Yes, but the fuel is also the reaction mass for the rocket engines. You can replace the fuel with something without a lot of chemical potential energy, replacing that with the energy extracted from the total energy conversion of that two grams of water, but you still need to have a lot of spare mass to throw out the back to make the rocket go.
Unless, of course, you’re planning to launch the shuttle from some kind of slingshot.
Hm - speaking of slingshots… I always wonder why the rockets are launched from standstill. Wouldn’t it make sense to give the rocket the initial boost from something like a giant railgun?
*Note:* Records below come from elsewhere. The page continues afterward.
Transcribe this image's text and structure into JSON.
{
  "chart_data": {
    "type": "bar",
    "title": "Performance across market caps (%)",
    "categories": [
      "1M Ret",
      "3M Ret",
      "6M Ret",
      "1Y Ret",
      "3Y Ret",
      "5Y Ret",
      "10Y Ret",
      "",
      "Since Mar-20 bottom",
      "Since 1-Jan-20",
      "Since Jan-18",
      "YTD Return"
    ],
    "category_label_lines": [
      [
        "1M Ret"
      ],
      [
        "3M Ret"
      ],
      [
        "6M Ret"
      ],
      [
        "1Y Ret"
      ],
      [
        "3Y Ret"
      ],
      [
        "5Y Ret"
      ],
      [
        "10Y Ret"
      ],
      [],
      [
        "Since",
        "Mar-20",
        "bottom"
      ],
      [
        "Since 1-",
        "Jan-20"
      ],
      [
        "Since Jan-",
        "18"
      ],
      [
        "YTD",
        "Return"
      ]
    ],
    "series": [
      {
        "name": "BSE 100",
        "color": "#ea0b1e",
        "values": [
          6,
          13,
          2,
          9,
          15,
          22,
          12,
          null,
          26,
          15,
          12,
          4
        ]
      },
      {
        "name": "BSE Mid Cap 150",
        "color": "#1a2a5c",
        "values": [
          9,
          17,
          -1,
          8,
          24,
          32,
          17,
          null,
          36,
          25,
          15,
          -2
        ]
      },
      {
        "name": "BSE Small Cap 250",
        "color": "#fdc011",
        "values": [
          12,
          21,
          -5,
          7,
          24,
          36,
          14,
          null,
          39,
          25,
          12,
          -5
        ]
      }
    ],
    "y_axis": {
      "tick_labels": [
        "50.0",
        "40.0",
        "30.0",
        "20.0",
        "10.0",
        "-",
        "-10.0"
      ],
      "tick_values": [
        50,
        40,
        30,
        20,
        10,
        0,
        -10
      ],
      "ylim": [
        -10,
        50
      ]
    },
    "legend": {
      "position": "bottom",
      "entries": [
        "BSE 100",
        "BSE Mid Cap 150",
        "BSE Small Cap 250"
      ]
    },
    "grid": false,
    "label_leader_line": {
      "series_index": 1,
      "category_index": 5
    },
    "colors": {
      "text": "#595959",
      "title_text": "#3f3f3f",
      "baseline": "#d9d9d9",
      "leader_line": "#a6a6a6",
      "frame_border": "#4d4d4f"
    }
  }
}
Doing it for a vertical takeoff would probably be impossible, but an angled one could be done. Wouldn’t that save a significant amount of reaction mass and increase payloads?
An angled launch trajectory means you have to go through more atmosphere, which is bad news. You could straighten out to near vertical right at the end of your launching rail, but that would also cost you. And you’ve also got a lot of complicated infrastructure that would cost money to set up, and would be potentially subject to a variety of failures. I’m sure that NASA considered it, but rejected it in favor of less expensive methods.
EDIT: Oh, and as for reaction mass, that won’t be the same for all launch methods. You could get away with less reaction mass, if you throw it out the back quicker. I don’t know exactly by how much, but I’m sure you could get a significantly more efficient launch overall if you had some fuel that would annihilate completely, even if you did still need reaction mass on top of that.
I still don’t get it. How is the mass of the system of two gamma photons still be the “rest mass”? Isn’t the whole point that you can’t measure the photons at rest?
And, anyways, what does no longer referring to rest mass accomplish? In other words, where is the rest mass concept deficient to the point where it has to be replaced? Is it just that the mass isn’t always at “rest”?
BTW, it sure wasn’t obsolete six years ago. What changed?
Orbital velocity is somewhere in excess of 17,400 MPH. It would take a very large machine - and destructively large accelerations - to impart any meaningful initial velocity before the onboard rocket engines take over. Rather than build a long, complicated slingshot, it’s easier just to put more fuel in the vehicle and let the engines run a bit longer.
Photons do not have rest mass, but they do have momentum. So you can imagine a frame in which the sum of the momenta of several photons is zero (e.g. if two photons of the same frequency are traveling in exactly opposite directions.) This is the rest frame of the system of photons. The photons are, of course, traveling at the speed of light, but the average of the system is at rest.
Chronos’ point is that even though the photons themselves have no rest mass, the system, in the rest frame, does.
I believe it is relativistic mass (i.e. the one that gets bigger as velocity increases) that is deprecated. Mostly because it is based on a Newtonian expectation carrying over to relativity. In Newtonian mechanics, if you thwack a particle with the same impulse over and over again it gets incrementally faster each time. In relativistic mechanics it doesn’t, which is exactly what would happen in Newtonian mechanics if the particle got more magically more massive as it got faster. But that’s just a crutch to maintain the validity of Newtonian intuition, not an actual worthwhile concept.
The concept of rest mass is not considered deficient: It’s just gotten re-named to the simpler word “mass”. If you choose to continue to use the term “rest mass”, your only punishment is that you’re going to the work to say an unnecessary syllable.